I saw my sister and my nieces (along with my mom, of course). The last time I saw them, my oldest niece was 2 and my other niece was not yet born. Now they are 8 and 4. They are very sweet little girls and it was great to get to know them. I'll be seeing them again in April when Mike and I take a trip to see mom's new house in Utah. I'm looking forward to that.

My sister and I got along fine. But I've reverted back to my old ways of just keeping quiet about things that I don't agree with. I think that is okay at this point because our relationship is different now than it once was. We shall see, I guess.

It was really odd going through gramma's house and deciding who wanted what. I took a few things that remind me of growing up and gramma's house. And the two things that I'll treasure most - gramma's passport from 1965, when she travelled to Europe for a teaching program (I also have my dad's last passport), and an 8x10 photo of her teaching french class in the 60's. I also took the hand-marked trip diary that she wrote while she was in France and I intend to transcribe it and send it around to my family members. That trip to France was my gramma's "big adventure" in life and for some reason I sort of fixated on that. Maybe because we spent a lot of time when I was in college talking about France (I did an exchange program there and almost minored in French). Those things mean so much more to me than the "valuable" stuff that the rest of my family members seemed to fixate on. And maybe I'm wrong for saying or even thinking this, but I'm pretty happy with who I am as a result of realizing that distinction.

On to the happier part of my week...

Mike and I got back yesterday afternoon from a short trip to Santa Fe. One of our best friends from Dallas (who has relocated to New York) got married. When we lived in Dallas, Christine and I would lament the weird Texas dating scene (and politics). However she had great luck meeting guys in New York who shared her interests and found her to be the smart, funny attractive person that we knew she was. About a year after moving to New York (she left Dallas the same time we did), she met her now-husband. And I've never seen her happier.

After the wedding on Sunday evening, Mike and I stuck around New Mexico yesterday and drove up to Los Alamos, where Christine grew up (her dad is a physicist there). It is a really amazing part of the country and I'm so glad that we had a chance to drive around a bit, although our time there was too short. I love to see where my friends come from. It always gives me much more insight into how they grew up to be the people that I know.

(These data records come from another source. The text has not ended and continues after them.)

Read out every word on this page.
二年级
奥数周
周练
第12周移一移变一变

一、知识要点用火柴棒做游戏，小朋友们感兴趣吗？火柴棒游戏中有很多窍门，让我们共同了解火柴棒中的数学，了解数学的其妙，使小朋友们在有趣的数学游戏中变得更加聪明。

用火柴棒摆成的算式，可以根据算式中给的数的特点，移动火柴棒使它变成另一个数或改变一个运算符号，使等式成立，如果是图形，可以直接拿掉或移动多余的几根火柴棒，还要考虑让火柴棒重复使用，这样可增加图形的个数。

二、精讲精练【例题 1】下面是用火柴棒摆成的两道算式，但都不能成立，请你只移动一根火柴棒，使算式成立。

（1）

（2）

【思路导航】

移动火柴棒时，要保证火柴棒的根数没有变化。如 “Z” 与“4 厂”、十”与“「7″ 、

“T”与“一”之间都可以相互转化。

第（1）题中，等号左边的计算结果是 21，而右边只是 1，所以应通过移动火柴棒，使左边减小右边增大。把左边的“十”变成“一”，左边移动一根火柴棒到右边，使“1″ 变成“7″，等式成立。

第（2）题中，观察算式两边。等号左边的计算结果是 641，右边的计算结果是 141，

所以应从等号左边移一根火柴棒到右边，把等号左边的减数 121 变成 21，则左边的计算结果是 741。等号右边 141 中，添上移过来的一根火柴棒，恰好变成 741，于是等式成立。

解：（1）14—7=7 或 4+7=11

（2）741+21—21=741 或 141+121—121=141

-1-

I've never been happier to be home in my own bed than I was last night. I was also really happy to see the sun and feel the warm LA air yesterday afternoon. It will take me the next couple of days to thaw out.

2 comments:

Burt Likko said...

My condolences on your loss; while it sounds as if it were not unexpected this sort of thing is still a blow when it happens.

Your story reminded me of when my grandmother died. One of my relatives became really greedy and pushy about all the jewelry she believed my grandmother had hidden somewhere (there was none) and eventually, we agreed to liquidate everything after everyone got to pick one memento. I took the well-worn 7x9 platebook of Audobon's Birds of America because it reminded me of how much joy my grandmother took in being able to name all the birds that she saw in her yard. The book couldn't possibly sell for more than two dollars, but it's one of the most valuable things I own and one of three or four material things I would take with me from a house fire after I saw to it that my wife and animals were safe.

It sounds like your grandmother's diary from her trip to France will be the same sort of thing for you. I hope it will always make you smile when you look through it.

paisley said...

Leila,

I am so sorry to hear about your Gramma. I hope that you're doing OK.